Login | Register For Free | Help
Search for: (Advanced)

Mailing List Archive: Apache: Dev

[Result] Re: [Vote] Add commentary system to httpd docs

 

 

Apache dev RSS feed   Index | Next | Previous | View Threaded


rumble at cord

May 7, 2012, 7:02 AM

Post #1 of 4 (532 views)
Permalink
[Result] Re: [Vote] Add commentary system to httpd docs

With an impressive 8 x +1 binding votes and no -1's, as well as +2 from
other docs@ readers, I believe we can call this vote passed with flying
colors :).

We will begin rolling out the commentary system in the trunk docs
shortly, and then we'll see where the wind of the web takes us.
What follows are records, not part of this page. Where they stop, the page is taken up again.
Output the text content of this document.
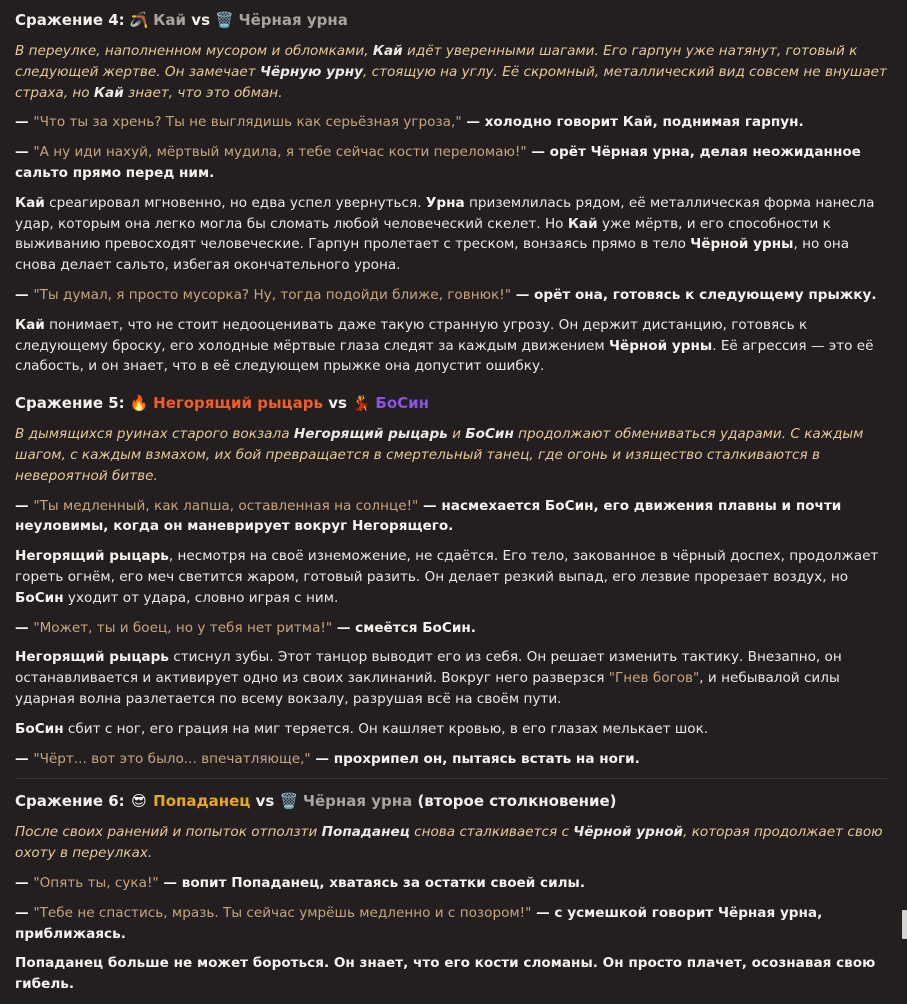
Сражение 4: 🪃 Кай vs 🗑️ Чёрная урна
В переулке, наполненном мусором и обломками, Кай идёт уверенными шагами. Его гарпун уже натянут, готовый к следующей жертве. Он замечает Чёрную урну, стоящую на углу. Её скромный, металлический вид совсем не внушает страха, но Кай знает, что это обман.
— "Что ты за хрень? Ты не выглядишь как серьёзная угроза," — холодно говорит Кай, поднимая гарпун.
— "А ну иди нахуй, мёртвый мудила, я тебе сейчас кости переломаю!" — орёт Чёрная урна, делая неожиданное сальто прямо перед ним.
Кай среагировал мгновенно, но едва успел увернуться. Урна приземлилась рядом, её металлическая форма нанесла удар, которым она легко могла бы сломать любой человеческий скелет. Но Кай уже мёртв, и его способности к выживанию превосходят человеческие. Гарпун пролетает с треском, вонзаясь прямо в тело Чёрной урны, но она снова делает сальто, избегая окончательного урона.
— "Ты думал, я просто мусорка? Ну, тогда подойди ближе, говнюк!" — орёт она, готовясь к следующему прыжку.
Кай понимает, что не стоит недооценивать даже такую странную угрозу. Он держит дистанцию, готовясь к следующему броску, его холодные мёртвые глаза следят за каждым движением Чёрной урны. Её агрессия — это её слабость, и он знает, что в её следующем прыжке она допустит ошибку.
Сражение 5: 🔥 Негорящий рыцарь vs 💃 БоСин
В дымящихся руинах старого вокзала Негорящий рыцарь и БоСин продолжают обмениваться ударами. С каждым шагом, с каждым взмахом, их бой превращается в смертельный танец, где огонь и изящество сталкиваются в невероятной битве.
— "Ты медленный, как лапша, оставленная на солнце!" — насмехается БоСин, его движения плавны и почти неуловимы, когда он маневрирует вокруг Негорящего.
Негорящий рыцарь, несмотря на своё изнеможение, не сдаётся. Его тело, закованное в чёрный доспех, продолжает гореть огнём, его меч светится жаром, готовый разить. Он делает резкий выпад, его лезвие прорезает воздух, но БоСин уходит от удара, словно играя с ним.
— "Может, ты и боец, но у тебя нет ритма!" — смеётся БоСин.
Негорящий рыцарь стиснул зубы. Этот танцор выводит его из себя. Он решает изменить тактику. Внезапно, он останавливается и активирует одно из своих заклинаний. Вокруг него разверзся "Гнев богов", и небывалой силы ударная волна разлетается по всему вокзалу, разрушая всё на своём пути.
БоСин сбит с ног, его грация на миг теряется. Он кашляет кровью, в его глазах мелькает шок.
— "Чёрт... вот это было... впечатляюще," — прохрипел он, пытаясь встать на ноги.
Сражение 6: 😎 Попаданец vs 🗑️ Чёрная урна (второе столкновение)
После своих ранений и попыток отползти Попаданец снова сталкивается с Чёрной урной, которая продолжает свою охоту в переулках.
— "Опять ты, сука!" — вопит Попаданец, хватаясь за остатки своей силы.
— "Тебе не спастись, мразь. Ты сейчас умрёшь медленно и с позором!" — с усмешкой говорит Чёрная урна, приближаясь.
Попаданец больше не может бороться. Он знает, что его кости сломаны. Он просто плачет, осознавая свою гибель.
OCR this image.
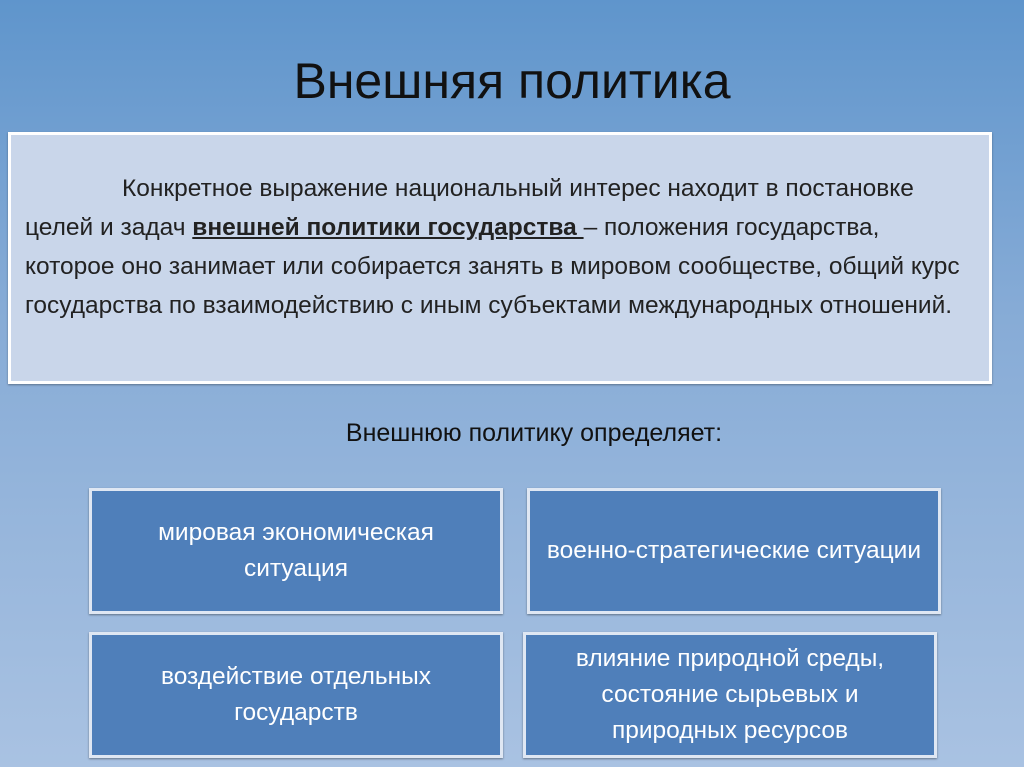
Внешняя политика
Конкретное выражение национальный интерес находит в постановке целей и задач внешней политики государства – положения государства, которое оно занимает или собирается занять в мировом сообществе, общий курс государства по взаимодействию с иным субъектами международных отношений.
Внешнюю политику определяет:
мировая экономическая ситуация
военно-стратегические ситуации
воздействие отдельных государств
влияние природной среды, состояние сырьевых и природных ресурсов
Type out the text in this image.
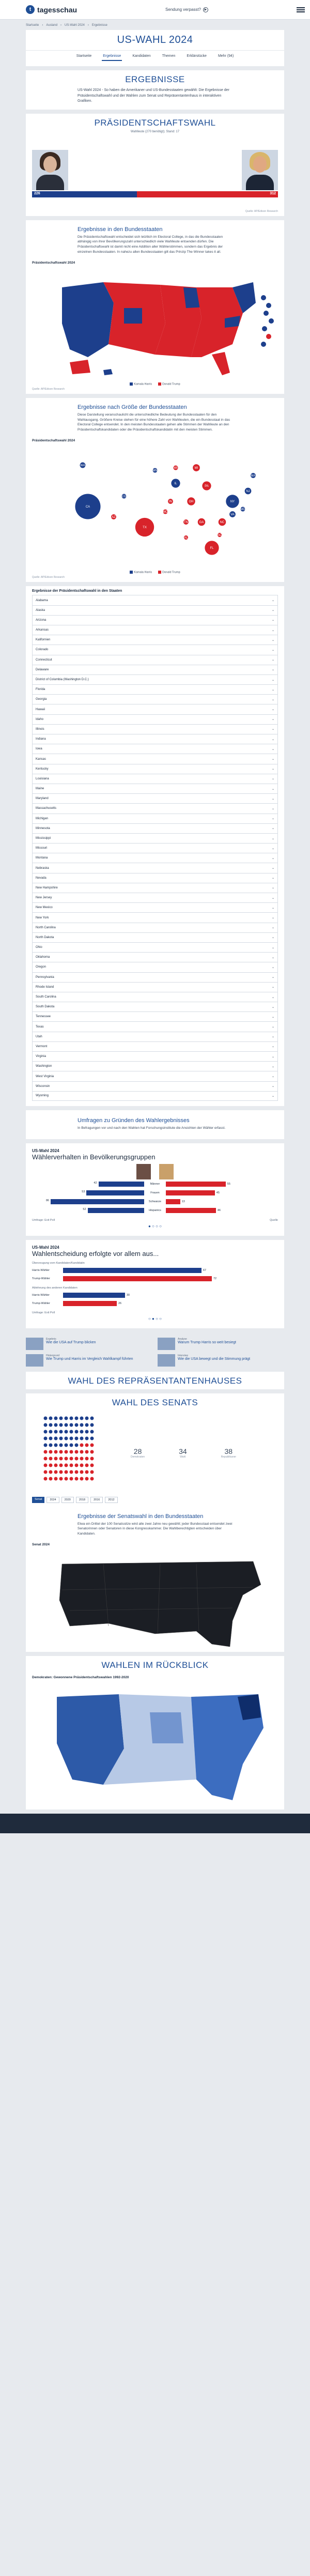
t tagesschau	Sendung verpasst?	▶
Startseite › Ausland › US-Wahl 2024 › Ergebnisse
US-WAHL 2024
Startseite	Ergebnisse	Kandidaten	Themen	Erklärstücke	Mehr (94)
ERGEBNISSE

US-Wahl 2024 - So haben die Amerikaner und US-Bundesstaaten gewählt: Die Ergebnisse der Präsidentschaftswahl und der Wahlen zum Senat und Repräsentantenhaus in interaktiven Grafiken.

PRÄSIDENTSCHAFTSWAHL
Wahlleute (270 benötigt); Stand: 17
226	312
Quelle: AP/Edison Research
Ergebnisse in den Bundesstaaten

Die Präsidentschaftswahl entscheidet sich letztlich im Electoral College, in das die Bundesstaaten abhängig von ihrer Bevölkerungszahl unterschiedlich viele Wahlleute entsenden dürfen. Die Präsidentschaftswahl ist damit nicht eine Addition aller Wählerstimmen, sondern das Ergebnis der einzelnen Bundesstaaten. In nahezu allen Bundesstaaten gilt das Prinzip The Winner takes it all.

Präsidentschaftswahl 2024
Kamala Harris	Donald Trump
Quelle: AP/Edison Research
Ergebnisse nach Größe der Bundesstaaten

Diese Darstellung veranschaulicht die unterschiedliche Bedeutung der Bundesstaaten für den Wahlausgang. Größere Kreise stehen für eine höhere Zahl von Wahlleuten, die ein Bundesstaat in das Electoral College entsendet. In den meisten Bundesstaaten gehen alle Stimmen der Wahlleute an den Präsidentschaftskandidaten oder die Präsidentschaftskandidatin mit den meisten Stimmen.

Präsidentschaftswahl 2024
CA
TX
FL
NY
PA
IL
OH
GA	NC
MI
NJ
VA
WA
AZ
TN
MA
IN
MD
MN
MO
WI
CO
SC
AL
Kamala Harris	Donald Trump
Quelle: AP/Edison Research
Ergebnisse der Präsidentschaftswahl in den Staaten
Alabama	⌄
Alaska	⌄
Arizona	⌄
Arkansas	⌄
Kalifornien	⌄
Colorado	⌄
Connecticut	⌄
Delaware	⌄
District of Columbia (Washington D.C.)	⌄
Florida	⌄
Georgia	⌄
Hawaii	⌄
Idaho	⌄
Illinois	⌄
Indiana	⌄
Iowa	⌄
Kansas	⌄
Kentucky	⌄
Louisiana	⌄
Maine	⌄
Maryland	⌄
Massachusetts	⌄
Michigan	⌄
Minnesota	⌄
Mississippi	⌄
Missouri	⌄
Montana	⌄
Nebraska	⌄
Nevada	⌄
New Hampshire	⌄
New Jersey	⌄
New Mexico	⌄
New York	⌄
North Carolina	⌄
North Dakota	⌄
Ohio	⌄
Oklahoma	⌄
Oregon	⌄
Pennsylvania	⌄
Rhode Island	⌄
South Carolina	⌄
South Dakota	⌄
Tennessee	⌄
Texas	⌄
Utah	⌄
Vermont	⌄
Virginia	⌄
Washington	⌄
West Virginia	⌄
Wisconsin	⌄
Wyoming	⌄
Umfragen zu Gründen des Wahlergebnisses

In Befragungen vor und nach den Wahlen hat Forschungsinstitute die Ansichten der Wähler erfasst.

US-Wahl 2024
Wählerverhalten in Bevölkerungsgruppen
42	Männer	55
53	Frauen	45
86	Schwarze	13
52	Hispanics	46
Umfrage: Exit Poll	Quelle
● ○ ○ ○
US-Wahl 2024
Wahlentscheidung erfolgte vor allem aus...
Überzeugung vom Kandidaten/Kandidatin
Harris-Wähler	67
Trump-Wähler	72
Ablehnung des anderen Kandidaten
Harris-Wähler	30
Trump-Wähler	26
Umfrage: Exit Poll
○ ● ○ ○
Ergebnis
Wie die USA auf Trump blicken
Analyse
Warum Trump Harris so weit besiegt
Hintergrund
Wie Trump und Harris im Vergleich Wahlkampf führten
Interview
Wie die USA bewegt und die Stimmung prägt
WAHL DES REPRÄSENTANTENHAUSES
WAHL DES SENATS
28
Demokraten
34
Wahl
38
Republikaner
Senat	2024	2020	2018	2016	2012
Ergebnisse der Senatswahl in den Bundesstaaten

Etwa ein Drittel der 100 Senatssitze wird alle zwei Jahre neu gewählt; jeder Bundesstaat entsendet zwei Senatorinnen oder Senatoren in diese Kongresskammer. Die Wahlberechtigten entscheiden über Kandidaten.

Senat 2024
WAHLEN IM RÜCKBLICK
Demokraten: Gewonnene Präsidentschaftswahlen 1992-2020
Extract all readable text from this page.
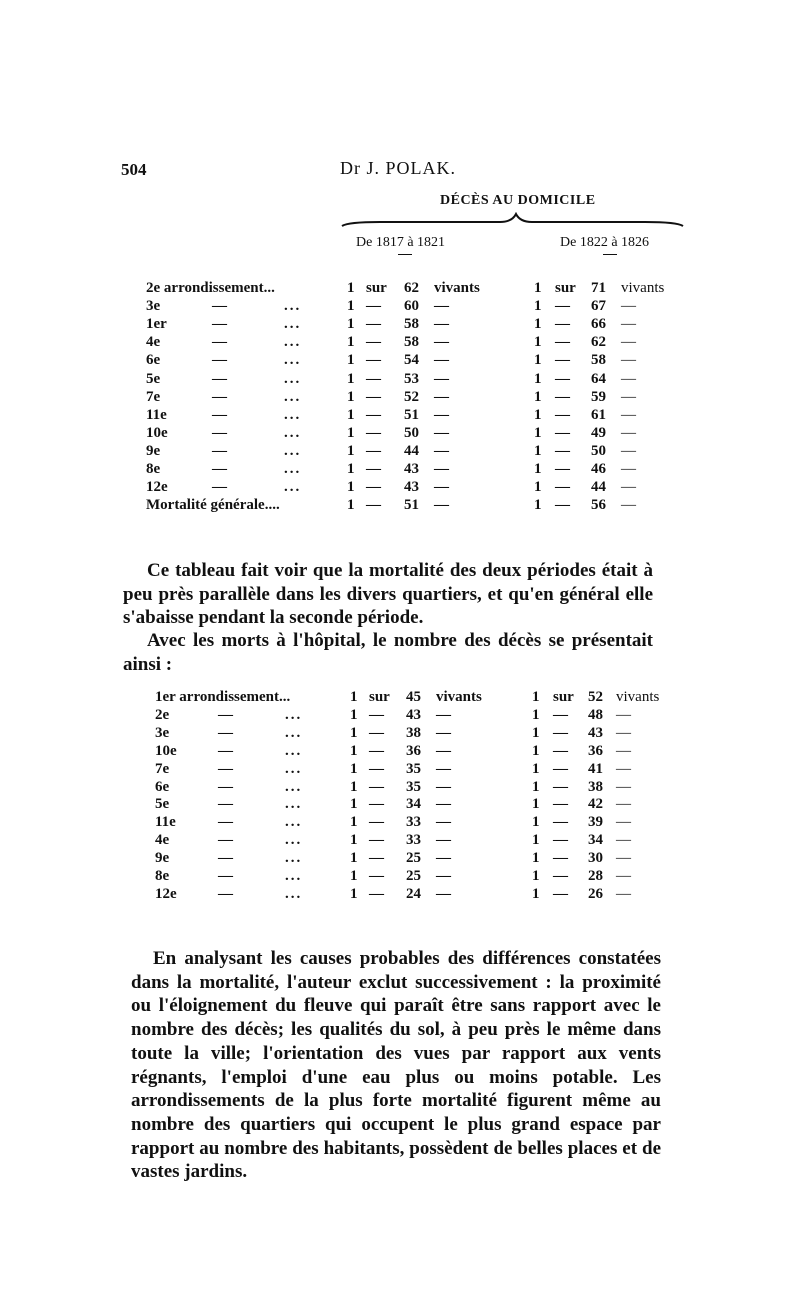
504	Dr J. POLAK.
DÉCÈS AU DOMICILE
De 1817 à 1821	De 1822 à 1826
2e arrondissement...	1 sur 62 vivants	1 sur 71 vivants
3e	—	...	1 — 60 —	1 — 67 —
1er	—	...	1 — 58 —	1 — 66 —
4e	—	...	1 — 58 —	1 — 62 —
6e	—	...	1 — 54 —	1 — 58 —
5e	—	...	1 — 53 —	1 — 64 —
7e	—	...	1 — 52 —	1 — 59 —
11e	—	...	1 — 51 —	1 — 61 —
10e	—	...	1 — 50 —	1 — 49 —
9e	—	...	1 — 44 —	1 — 50 —
8e	—	...	1 — 43 —	1 — 46 —
12e	—	...	1 — 43 —	1 — 44 —
Mortalité générale....	1 — 51 —	1 — 56 —

Ce tableau fait voir que la mortalité des deux périodes était à peu près parallèle dans les divers quartiers, et qu'en général elle s'abaisse pendant la seconde période.

Avec les morts à l'hôpital, le nombre des décès se présentait ainsi :

1er arrondissement...	1 sur 45 vivants	1 sur 52 vivants
2e	—	...	1 — 43 —	1 — 48 —
3e	—	...	1 — 38 —	1 — 43 —
10e	—	...	1 — 36 —	1 — 36 —
7e	—	...	1 — 35 —	1 — 41 —
6e	—	...	1 — 35 —	1 — 38 —
5e	—	...	1 — 34 —	1 — 42 —
11e	—	...	1 — 33 —	1 — 39 —
4e	—	...	1 — 33 —	1 — 34 —
9e	—	...	1 — 25 —	1 — 30 —
8e	—	...	1 — 25 —	1 — 28 —
12e	—	...	1 — 24 —	1 — 26 —

En analysant les causes probables des différences constatées dans la mortalité, l'auteur exclut successivement : la proximité ou l'éloignement du fleuve qui paraît être sans rapport avec le nombre des décès; les qualités du sol, à peu près le même dans toute la ville; l'orientation des vues par rapport aux vents régnants, l'emploi d'une eau plus ou moins potable. Les arrondissements de la plus forte mortalité figurent même au nombre des quartiers qui occupent le plus grand espace par rapport au nombre des habitants, possèdent de belles places et de vastes jardins.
I suspect I'll be following up on this with some discussions on the more
specific details of how we should run this comment system later this
week, but for now, let's just enjoy it for a few days, and see how it
plays out.

The current questions we need to discuss can be found at
http://wiki.apache.org/httpd/DocsCommentSystem#Questions_for_further_discussion
so do give them a read-through and add a question or two if you have any.


With regards and humble thanks for your support,
Daniel

On 04-05-2012 15:58, Daniel Gruno wrote:
> I'll be a bad boy and top-post on this reply, as well as add dev@ to the
> list of recipients.
>
> In docs@, we have been discussing the possibility of adding comments to
> the various pages in our documentation. As the discussion has
> progressed, we have settled on the idea of trying out Disqus as a
> commentary system for the documentation, and I have authored a proposal
> on the practical implementation of this.
>
> As this is a rather large change to the documentation (if passed), Eric
> Covener advised me to notify both mailing lists as well as give a bit
> more information on how exactly this will work and why we felt it was a
> good idea to try out a commenting system. That information is located at
> http://wiki.apache.org/httpd/DocsCommentSystem
>
> We have, to give it a test spin, rolled out these proposed changed to
> the rewrite section of the trunk documentation,
> http://httpd.apache.org/docs/trunk/rewrite/ (do note that the
> mod_rewrite reference document is NOT a part of this test), and we'd
> very much like you to review these changes and let us know what you
> think of this solution. If everybody is happy about it, we can try to
> roll it out on a bit more pages, and see how it is received by the
> general population.
>
> So, I am calling a vote on whether or not to proceed with rolling out
> this test to a portion of our trunk documentation for further testing.
>
>
> [+/-1] Add commentary system to the trunk documentation.
>
> With regards,
> Daniel.
>


httpd-dev.2012 at velox

May 19, 2012, 12:32 AM

Post #2 of 4 (482 views)
Permalink
Re: [Result] Re: [Vote] Add commentary system to httpd docs [In reply to]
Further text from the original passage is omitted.